If we have a system with just 10 qubits, then \(A\) will be a \(1024 \times 1024\) matrix. If we have a system with 20 qubits, then \(A\) will be a \(1,048,576 \times 1,048,576\) matrix. In general, the size of \(A\) grows as \(2^{2n}\), which quickly becomes infeasible to work with for large values of \(n\).

Furthermore, the readout map \(A\) is a tensor product of individual qubit readout maps, so noise is assumed to factorize. In other words, the probability of measuring a particular bit string in the computational basis depends only on the probabilities of measuring each qubit in that bit string independently. This means that if we can model and invert the noise on each qubit independently, then we can also model and invert the noise on the entire system.

Example

Suppose we have a system with two qubits, and we want to measure the expectation value of the Pauli observable \(Z_1 \cdot Z_2\). If we assume that noise on each qubit is independent and identically distributed, then we can model each qubit’s readout error using a single-qubit readout map \(A_i\) for \(i=1,2\). The overall readout map \(A\) for the two-qubit system is then given by \(A = A_1 \otimes A_2\), where \(\otimes\) denotes the tensor product. We can estimate columns of \(A\) by measuring output frequencies for different bit strings as described earlier and then apply its inverse to correct for readout errors.

However, if noise does not factorize in this way (e.g., if there are correlations between errors on different qubits), then modeling and inverting noise becomes much more difficult.

Experiments have revealed that noise tends to be correlated, making the use of product approximations to the stochastic matrix unreliable. A recent paper describes a readout-error-mitigation method that can handle correlated noise, with a formal guarantee of performance based on the strength of the noise. This method was both proposed and experimentally implemented in the paper. It avoids the need to explicitly invert the noise map, and the model can be represented concisely using \(O(poly(n))\) parameters.

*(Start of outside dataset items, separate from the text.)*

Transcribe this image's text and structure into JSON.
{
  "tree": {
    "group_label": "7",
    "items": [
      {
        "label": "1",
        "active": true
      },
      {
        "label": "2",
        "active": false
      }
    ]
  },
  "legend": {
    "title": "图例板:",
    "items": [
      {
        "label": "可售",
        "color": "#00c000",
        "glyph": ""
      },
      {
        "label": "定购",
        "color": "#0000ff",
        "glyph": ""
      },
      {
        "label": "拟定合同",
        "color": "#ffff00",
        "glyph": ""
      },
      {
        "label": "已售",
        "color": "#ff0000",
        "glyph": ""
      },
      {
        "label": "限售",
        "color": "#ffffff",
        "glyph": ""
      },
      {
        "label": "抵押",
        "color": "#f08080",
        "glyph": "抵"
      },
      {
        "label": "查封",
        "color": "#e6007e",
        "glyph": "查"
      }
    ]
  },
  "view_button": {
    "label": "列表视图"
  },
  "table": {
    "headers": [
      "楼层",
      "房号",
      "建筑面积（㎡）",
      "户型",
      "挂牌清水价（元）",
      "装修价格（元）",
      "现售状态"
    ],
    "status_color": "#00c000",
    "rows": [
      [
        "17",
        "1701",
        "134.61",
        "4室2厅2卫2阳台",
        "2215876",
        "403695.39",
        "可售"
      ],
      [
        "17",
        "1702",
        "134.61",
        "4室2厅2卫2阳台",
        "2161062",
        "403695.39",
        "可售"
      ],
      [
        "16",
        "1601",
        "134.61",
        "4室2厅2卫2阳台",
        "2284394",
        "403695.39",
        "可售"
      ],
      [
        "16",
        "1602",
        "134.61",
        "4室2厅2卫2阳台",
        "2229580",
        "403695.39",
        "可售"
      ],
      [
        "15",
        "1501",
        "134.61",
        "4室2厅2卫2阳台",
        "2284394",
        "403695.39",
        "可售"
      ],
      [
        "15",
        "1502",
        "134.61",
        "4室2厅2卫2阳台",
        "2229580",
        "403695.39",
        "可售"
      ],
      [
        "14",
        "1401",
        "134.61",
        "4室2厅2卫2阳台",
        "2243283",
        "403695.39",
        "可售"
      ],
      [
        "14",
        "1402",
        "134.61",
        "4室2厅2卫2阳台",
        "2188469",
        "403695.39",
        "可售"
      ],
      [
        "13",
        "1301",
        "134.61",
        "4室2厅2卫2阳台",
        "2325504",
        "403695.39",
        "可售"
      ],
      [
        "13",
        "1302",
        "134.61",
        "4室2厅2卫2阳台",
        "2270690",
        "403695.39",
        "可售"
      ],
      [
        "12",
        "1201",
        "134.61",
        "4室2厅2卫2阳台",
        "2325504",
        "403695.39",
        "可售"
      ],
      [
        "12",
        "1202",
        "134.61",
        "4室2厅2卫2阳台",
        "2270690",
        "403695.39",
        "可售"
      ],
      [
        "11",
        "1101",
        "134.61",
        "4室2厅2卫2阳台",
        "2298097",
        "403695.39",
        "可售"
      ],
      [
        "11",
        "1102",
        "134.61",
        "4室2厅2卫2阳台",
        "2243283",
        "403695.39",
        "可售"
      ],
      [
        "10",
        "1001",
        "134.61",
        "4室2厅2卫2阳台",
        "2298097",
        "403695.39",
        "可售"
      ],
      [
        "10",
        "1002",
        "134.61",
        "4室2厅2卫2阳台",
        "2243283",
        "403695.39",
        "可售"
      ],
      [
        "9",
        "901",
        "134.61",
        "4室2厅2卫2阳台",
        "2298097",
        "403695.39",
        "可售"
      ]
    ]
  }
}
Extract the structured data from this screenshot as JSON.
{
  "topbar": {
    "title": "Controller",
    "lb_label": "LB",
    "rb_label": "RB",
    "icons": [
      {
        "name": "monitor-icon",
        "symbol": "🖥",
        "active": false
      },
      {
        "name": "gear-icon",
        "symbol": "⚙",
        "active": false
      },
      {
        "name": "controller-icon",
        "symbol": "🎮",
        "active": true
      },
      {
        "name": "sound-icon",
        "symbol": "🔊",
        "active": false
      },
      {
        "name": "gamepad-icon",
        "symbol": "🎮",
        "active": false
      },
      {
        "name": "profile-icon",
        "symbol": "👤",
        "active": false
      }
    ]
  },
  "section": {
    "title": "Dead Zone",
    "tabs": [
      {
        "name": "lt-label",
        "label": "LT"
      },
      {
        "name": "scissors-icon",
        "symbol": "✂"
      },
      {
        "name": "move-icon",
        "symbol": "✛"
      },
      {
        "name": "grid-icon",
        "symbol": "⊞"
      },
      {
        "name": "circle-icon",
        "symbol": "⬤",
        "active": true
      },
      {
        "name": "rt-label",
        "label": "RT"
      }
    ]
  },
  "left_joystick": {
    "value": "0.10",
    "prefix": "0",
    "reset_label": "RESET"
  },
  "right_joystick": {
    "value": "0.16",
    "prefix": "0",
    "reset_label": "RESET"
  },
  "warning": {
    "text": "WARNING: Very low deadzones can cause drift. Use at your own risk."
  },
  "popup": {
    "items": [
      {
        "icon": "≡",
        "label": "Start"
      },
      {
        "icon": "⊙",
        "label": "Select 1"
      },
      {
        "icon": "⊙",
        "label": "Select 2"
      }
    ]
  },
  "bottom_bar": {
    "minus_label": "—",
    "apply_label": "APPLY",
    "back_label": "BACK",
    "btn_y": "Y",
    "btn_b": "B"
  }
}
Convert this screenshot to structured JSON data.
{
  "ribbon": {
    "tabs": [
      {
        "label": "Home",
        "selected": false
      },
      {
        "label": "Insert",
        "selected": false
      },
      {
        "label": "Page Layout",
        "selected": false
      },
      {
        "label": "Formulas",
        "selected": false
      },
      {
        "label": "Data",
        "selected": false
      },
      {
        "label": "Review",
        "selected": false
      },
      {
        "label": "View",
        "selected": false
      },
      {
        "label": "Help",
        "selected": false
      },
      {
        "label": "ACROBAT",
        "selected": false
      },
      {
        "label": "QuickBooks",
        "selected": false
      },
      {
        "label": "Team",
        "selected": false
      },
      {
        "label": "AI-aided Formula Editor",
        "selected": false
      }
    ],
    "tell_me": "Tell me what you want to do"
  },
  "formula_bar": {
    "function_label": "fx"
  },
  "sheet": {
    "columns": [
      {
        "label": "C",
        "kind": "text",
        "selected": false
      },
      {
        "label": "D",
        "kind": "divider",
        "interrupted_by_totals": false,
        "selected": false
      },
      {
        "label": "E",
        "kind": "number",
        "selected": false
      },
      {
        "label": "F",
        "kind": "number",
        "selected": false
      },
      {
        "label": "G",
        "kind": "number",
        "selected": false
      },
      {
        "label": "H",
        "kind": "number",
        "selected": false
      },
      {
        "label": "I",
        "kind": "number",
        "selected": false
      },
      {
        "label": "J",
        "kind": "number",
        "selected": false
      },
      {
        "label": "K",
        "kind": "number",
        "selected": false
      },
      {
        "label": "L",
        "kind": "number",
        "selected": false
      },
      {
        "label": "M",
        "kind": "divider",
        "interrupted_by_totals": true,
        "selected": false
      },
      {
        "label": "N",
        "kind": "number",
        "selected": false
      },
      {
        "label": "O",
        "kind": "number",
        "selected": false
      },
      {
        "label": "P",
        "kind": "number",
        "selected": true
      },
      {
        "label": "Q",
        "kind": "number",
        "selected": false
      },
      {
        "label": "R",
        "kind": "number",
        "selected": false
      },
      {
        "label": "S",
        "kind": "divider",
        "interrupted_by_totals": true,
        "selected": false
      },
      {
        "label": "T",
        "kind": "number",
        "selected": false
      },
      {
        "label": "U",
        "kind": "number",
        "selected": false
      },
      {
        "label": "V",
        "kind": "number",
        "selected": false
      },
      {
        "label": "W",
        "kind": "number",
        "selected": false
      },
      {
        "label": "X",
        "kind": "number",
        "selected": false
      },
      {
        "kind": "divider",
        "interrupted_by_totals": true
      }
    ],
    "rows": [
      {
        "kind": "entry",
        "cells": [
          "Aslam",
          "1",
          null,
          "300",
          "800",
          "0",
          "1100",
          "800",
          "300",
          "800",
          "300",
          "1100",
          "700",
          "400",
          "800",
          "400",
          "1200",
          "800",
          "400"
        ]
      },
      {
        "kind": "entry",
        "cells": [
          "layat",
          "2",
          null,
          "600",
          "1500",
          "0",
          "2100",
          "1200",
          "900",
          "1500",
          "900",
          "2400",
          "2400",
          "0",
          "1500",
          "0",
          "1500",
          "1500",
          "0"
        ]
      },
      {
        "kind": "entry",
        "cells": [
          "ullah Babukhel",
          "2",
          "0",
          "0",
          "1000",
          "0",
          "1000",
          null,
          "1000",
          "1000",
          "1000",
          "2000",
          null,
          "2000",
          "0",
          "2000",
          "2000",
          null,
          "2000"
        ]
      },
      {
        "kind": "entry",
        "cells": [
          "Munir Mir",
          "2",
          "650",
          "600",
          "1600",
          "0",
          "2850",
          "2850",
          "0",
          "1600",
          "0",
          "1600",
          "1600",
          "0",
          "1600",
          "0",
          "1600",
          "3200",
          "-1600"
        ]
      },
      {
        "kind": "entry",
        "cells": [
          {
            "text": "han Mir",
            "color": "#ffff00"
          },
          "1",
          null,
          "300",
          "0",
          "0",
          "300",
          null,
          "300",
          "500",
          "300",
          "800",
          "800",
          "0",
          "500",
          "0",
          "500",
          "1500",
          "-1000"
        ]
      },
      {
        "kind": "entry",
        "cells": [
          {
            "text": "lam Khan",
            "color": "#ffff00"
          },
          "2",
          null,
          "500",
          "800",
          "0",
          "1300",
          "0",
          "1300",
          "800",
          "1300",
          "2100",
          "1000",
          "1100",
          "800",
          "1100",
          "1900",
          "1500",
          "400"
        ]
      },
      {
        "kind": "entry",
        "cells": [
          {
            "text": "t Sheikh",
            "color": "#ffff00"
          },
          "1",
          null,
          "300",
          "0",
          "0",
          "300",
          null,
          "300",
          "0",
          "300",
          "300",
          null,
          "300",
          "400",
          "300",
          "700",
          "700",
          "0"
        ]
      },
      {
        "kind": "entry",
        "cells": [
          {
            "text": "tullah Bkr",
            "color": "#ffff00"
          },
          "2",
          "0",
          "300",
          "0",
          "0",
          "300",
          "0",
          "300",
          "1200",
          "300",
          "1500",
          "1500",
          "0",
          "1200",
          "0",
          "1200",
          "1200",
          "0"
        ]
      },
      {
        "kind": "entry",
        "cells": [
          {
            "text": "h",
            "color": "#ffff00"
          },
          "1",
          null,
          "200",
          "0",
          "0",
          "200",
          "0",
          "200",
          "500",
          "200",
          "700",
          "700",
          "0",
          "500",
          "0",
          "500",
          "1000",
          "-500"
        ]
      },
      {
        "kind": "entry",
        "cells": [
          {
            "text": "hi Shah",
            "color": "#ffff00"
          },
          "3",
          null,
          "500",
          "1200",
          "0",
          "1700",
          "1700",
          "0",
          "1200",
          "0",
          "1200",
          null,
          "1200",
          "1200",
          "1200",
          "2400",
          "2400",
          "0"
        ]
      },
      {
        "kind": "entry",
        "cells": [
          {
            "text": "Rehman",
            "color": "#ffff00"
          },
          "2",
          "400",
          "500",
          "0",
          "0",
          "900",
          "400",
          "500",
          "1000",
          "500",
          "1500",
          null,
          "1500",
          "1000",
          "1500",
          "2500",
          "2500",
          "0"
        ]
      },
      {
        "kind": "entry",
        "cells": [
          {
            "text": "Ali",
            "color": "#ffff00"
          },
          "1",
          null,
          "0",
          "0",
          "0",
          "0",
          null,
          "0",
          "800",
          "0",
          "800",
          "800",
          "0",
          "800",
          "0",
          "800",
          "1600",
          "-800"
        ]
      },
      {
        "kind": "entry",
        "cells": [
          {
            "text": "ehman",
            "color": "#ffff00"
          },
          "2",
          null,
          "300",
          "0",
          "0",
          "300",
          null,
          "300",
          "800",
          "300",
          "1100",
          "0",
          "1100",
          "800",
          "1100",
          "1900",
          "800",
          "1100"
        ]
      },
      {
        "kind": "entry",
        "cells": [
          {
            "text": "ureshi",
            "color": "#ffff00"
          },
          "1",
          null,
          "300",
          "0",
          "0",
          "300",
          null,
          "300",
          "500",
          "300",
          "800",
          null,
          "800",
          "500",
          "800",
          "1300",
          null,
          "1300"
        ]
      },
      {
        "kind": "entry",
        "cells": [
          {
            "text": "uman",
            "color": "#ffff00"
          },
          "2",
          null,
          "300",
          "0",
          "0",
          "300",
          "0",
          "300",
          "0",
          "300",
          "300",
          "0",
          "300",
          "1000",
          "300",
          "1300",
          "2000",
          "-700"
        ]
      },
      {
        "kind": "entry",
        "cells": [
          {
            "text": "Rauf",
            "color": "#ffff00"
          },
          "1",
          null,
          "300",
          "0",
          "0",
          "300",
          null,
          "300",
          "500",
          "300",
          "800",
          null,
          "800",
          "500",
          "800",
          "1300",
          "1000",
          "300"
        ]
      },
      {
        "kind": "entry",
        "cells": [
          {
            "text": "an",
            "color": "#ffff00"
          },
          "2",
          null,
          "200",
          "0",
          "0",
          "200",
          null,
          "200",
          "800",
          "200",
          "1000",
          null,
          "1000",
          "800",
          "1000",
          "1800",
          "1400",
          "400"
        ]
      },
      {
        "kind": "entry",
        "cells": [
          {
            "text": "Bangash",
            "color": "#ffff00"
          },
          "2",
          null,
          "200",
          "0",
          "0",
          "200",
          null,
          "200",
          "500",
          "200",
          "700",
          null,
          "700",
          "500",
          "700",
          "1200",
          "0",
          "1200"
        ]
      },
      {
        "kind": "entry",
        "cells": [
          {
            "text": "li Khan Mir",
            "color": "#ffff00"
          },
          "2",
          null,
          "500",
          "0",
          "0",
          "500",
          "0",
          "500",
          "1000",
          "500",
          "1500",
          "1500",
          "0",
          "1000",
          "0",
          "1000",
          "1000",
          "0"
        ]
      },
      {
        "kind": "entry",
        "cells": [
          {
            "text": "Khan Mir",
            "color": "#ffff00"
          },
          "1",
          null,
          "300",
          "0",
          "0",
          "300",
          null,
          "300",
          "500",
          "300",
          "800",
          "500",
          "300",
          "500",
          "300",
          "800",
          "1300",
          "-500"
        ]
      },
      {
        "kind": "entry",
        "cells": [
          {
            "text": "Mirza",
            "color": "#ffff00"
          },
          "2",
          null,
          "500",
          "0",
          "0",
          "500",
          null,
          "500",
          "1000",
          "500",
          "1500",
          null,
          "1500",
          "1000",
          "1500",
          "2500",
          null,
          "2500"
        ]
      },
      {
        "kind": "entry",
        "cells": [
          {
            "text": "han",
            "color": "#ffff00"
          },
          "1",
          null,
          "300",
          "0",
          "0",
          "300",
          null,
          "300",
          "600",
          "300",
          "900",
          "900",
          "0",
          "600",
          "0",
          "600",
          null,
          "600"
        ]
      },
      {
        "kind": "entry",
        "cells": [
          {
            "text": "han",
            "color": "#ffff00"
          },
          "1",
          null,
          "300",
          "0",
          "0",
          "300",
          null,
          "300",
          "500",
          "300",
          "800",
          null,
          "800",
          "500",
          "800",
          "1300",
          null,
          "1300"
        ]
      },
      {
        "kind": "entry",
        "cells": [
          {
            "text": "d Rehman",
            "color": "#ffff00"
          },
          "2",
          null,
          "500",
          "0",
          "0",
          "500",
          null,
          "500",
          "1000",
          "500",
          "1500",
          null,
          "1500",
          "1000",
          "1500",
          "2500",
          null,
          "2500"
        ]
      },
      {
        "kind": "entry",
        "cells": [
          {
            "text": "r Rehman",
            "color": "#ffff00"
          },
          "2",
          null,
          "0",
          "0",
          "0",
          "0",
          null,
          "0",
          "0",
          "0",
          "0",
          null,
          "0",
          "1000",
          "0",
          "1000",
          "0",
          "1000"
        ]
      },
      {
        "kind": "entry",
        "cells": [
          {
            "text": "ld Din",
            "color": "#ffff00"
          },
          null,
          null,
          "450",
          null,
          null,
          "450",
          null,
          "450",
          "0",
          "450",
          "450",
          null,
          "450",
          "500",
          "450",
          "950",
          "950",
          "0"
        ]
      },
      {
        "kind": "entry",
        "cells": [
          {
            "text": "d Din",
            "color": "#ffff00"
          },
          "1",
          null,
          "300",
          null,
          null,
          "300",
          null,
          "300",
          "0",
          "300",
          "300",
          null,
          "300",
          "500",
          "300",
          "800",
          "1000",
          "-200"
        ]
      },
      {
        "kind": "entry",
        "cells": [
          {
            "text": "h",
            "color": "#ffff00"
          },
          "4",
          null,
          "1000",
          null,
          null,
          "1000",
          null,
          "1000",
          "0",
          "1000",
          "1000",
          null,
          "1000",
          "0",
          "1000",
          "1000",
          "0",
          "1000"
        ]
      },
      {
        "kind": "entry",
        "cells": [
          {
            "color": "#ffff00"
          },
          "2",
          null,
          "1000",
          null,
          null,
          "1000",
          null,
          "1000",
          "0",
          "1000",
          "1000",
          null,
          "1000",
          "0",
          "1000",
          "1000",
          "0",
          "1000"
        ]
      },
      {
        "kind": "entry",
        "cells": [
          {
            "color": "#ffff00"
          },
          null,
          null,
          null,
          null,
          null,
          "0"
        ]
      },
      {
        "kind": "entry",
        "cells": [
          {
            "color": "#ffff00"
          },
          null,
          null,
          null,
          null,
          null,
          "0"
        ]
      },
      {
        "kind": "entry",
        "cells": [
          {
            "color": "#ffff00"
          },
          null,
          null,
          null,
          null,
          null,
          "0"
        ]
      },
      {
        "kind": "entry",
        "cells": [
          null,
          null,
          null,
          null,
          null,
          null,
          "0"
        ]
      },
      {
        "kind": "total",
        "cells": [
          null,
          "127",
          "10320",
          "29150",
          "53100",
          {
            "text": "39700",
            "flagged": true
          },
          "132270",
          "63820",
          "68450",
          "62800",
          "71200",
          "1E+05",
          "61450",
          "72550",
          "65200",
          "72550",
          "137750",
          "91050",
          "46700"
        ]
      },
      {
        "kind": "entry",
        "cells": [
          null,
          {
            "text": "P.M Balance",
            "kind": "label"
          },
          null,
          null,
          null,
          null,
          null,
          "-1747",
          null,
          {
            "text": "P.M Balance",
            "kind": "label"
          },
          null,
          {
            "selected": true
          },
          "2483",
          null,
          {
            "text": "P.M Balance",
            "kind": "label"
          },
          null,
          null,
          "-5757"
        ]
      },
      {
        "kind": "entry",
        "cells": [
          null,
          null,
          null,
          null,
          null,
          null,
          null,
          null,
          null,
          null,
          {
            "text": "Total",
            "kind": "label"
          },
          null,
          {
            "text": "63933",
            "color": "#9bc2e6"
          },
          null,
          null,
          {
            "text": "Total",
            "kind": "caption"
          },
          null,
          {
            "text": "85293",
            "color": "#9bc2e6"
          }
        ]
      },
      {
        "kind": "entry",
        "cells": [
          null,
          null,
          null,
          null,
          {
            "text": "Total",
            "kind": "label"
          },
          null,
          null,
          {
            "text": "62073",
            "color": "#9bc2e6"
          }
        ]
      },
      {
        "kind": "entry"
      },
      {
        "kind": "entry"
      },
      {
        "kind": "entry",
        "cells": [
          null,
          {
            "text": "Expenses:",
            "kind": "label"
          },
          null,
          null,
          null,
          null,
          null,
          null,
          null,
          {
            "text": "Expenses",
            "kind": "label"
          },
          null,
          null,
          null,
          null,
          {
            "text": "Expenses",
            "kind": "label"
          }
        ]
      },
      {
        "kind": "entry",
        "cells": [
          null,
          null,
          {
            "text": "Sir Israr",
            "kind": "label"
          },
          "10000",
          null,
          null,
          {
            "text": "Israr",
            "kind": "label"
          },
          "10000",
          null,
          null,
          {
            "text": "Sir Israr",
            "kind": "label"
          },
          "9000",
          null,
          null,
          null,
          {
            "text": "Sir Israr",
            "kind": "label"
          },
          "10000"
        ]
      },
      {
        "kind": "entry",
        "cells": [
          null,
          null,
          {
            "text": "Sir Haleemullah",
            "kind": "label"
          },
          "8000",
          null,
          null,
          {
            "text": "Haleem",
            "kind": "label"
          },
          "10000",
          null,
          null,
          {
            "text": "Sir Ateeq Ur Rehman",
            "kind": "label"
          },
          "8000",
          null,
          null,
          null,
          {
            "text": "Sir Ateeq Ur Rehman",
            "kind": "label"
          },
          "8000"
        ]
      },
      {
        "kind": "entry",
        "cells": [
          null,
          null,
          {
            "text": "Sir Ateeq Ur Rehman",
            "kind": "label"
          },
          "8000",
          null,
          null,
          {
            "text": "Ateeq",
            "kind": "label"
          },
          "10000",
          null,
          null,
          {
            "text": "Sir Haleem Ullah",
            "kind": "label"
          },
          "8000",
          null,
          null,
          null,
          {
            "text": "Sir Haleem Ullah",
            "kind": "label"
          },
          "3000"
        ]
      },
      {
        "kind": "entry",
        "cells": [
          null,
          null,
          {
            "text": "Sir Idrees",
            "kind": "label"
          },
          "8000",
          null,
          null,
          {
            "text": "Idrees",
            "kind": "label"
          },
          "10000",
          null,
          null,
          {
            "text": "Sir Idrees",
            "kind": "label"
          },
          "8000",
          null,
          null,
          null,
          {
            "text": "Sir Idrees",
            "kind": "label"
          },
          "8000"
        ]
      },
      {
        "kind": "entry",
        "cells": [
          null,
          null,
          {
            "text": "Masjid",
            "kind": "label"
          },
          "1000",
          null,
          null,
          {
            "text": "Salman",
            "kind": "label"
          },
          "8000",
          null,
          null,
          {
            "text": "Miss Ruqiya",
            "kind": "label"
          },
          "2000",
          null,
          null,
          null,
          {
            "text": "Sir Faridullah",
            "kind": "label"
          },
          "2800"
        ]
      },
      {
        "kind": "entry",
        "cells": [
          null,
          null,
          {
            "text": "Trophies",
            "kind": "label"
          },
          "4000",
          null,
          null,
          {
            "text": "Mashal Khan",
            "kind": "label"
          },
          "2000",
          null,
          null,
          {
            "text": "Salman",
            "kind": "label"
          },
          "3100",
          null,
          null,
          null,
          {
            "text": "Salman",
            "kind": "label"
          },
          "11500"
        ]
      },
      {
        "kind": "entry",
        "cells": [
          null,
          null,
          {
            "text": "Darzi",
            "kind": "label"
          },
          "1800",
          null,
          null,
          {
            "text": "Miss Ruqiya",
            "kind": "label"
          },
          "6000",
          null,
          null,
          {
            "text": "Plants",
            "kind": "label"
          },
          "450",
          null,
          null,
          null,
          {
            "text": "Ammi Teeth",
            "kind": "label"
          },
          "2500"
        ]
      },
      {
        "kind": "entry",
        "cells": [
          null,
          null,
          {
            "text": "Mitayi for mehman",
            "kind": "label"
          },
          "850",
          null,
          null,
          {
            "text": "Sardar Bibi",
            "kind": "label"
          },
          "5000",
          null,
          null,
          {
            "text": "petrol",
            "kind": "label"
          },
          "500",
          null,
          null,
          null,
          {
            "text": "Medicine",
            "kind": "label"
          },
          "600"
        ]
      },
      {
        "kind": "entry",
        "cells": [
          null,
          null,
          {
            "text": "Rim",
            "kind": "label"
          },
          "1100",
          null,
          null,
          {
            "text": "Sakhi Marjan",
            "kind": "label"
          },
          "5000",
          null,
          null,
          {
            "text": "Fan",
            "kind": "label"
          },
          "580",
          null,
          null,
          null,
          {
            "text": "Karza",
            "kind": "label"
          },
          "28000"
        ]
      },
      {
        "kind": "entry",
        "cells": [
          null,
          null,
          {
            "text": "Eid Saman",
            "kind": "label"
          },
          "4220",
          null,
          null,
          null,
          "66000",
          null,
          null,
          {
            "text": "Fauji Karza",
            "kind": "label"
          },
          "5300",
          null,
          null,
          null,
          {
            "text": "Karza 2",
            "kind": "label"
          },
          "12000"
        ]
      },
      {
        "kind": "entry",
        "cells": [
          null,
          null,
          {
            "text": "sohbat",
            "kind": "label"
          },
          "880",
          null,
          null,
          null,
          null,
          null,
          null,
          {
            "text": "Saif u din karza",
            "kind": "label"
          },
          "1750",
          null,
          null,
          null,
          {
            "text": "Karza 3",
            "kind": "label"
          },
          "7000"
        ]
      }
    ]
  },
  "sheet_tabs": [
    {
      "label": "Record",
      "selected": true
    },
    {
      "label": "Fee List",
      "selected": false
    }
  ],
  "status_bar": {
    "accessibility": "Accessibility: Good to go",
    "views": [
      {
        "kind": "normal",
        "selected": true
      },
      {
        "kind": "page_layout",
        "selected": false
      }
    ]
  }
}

The twirled-readout method is a technique that adds uniform random Pauli bit flips prior to measurement to randomize the output channel. This randomness can help counteract biases caused by hardware imperfections by effectively “averaging out” these biases. The random bit flips are tracked and used in subsequent analysis to correct for these biases and obtain more accurate measurements. The Pauli bit flips transform the effect of any arbitrary noise map into a single multiplicative factor per Pauli observable, which diagonalizes the measurement channel and simplifies bias correction.

The method can be applied to a wide range of quantum systems beyond single-qubit models, and it requires no prior assumptions or models of the readout-error process other than the ability to initialize the circuit in the zero state. The shot-noise variance of the mitigated estimate is inversely proportional to the magnitude of the noise factor, and the necessary number of measurement samples for a desired estimation accuracy can be analyzed based on the underlying noise strength.

Method

Consider a system composed of \(n\) qubits and a collection of Pauli operators denoted by \(\mathcal{P}\). Each \(P_q\) corresponds to a unique Pauli operator indexed by \(q\) in the range \([0, 4^n-1]\). There are four types of Pauli matrices (\(I\), \(X\), \(Y\), and \(Z\)) that can be applied to each qubit, and the system contains \(n\) qubits. The indices for the Pauli-Z operators are given by \(\mathcal{Z} := [0, 2^n-1]\), and the set of indices for the Pauli-X operators is represented by \(\chi\). For \(r\) and \(s\) belonging to the set \(\mathbb{Z}_2^n\), the inner product is defined as

\[\langle r, s\rangle = \sum_i r_s\]

Here, \(Z^s\) is defined as \(\bigotimes_{i=1}^n\sigma_z^{S_i}\) and \(X_s\) is defined similarly, with \(\sigma_z\) replaced by \(\sigma_x\). Define \(P_z\) as \(Z^s\) interpreted as an integer index.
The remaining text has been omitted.